-- Les voilà!

Un cri de joie folle partait de toutes les bouches... et la
magnificence de la pompe royale éblouissait nos yeux. Un
rejaillissement, un triomphe de couleurs splendides, fastueuses,
enflammait, embrasait la zone du couchant; de gros lambeaux de
pourpre flamboyaient; et d'or et de rubis, une demi-couronne, dardant
un cercle de long rayons au ciel, illuminait l'horizon.

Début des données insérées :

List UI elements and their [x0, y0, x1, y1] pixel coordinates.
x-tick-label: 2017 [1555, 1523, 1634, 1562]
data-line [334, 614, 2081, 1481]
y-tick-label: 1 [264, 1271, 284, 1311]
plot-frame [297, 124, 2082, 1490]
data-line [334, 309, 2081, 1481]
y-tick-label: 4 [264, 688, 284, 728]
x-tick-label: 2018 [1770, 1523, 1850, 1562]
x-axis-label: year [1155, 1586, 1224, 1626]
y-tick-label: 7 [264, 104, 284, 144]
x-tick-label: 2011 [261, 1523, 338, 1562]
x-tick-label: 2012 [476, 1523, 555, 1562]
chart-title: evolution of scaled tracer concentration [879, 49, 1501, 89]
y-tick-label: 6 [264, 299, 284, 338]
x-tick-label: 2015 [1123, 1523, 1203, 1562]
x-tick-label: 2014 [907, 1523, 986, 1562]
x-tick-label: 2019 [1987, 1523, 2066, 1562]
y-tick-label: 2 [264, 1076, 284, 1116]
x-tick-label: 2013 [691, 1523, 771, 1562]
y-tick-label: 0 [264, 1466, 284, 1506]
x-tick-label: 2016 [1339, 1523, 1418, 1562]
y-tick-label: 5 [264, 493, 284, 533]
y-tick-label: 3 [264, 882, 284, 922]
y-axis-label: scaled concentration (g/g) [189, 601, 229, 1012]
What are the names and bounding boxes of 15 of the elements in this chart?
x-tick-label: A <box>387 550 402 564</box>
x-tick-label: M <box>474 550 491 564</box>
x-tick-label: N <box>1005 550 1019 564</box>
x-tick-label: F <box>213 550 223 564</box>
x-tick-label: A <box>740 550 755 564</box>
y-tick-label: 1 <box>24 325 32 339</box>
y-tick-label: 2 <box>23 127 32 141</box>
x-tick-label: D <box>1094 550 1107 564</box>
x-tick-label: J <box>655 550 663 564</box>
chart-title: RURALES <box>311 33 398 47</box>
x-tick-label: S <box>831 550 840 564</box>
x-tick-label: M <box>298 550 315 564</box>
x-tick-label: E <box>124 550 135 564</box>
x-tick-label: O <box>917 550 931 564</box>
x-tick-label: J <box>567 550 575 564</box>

-- Les Rois! les Rois! voyez leur couronne! voyez leurs manteaux!
voyez leurs drapeaux! et leur cavalerie et les chameaux qui viennent!

Et nous demeurions ébaubis... Mais bientôt cette splendeur, mais
bientôt cette gloire, dernière échappée du soleil couchant, se
fondait, s'éteignait peu à peu dans les nues; et, penauds, bouche
béante, dans la campagne sombre, nous nous trouvions tout seuls:

-- Où ont passé les Rois?

-- Derrière la montagne.

La chevêche miaulait. La peur nous saisissait; et, dans le
crépuscule, nous retournions confus, en grignotant les gâteaux, les
galettes et les figues, que nous apportions pour les Rois.

Et quand nous arrivions, ensuite, à nos maisons:

-- Eh bien! les avez-vous vu? nos mères nous disaient.

-- Non, ils ont passé en delà, de l'autre côté de la montagne.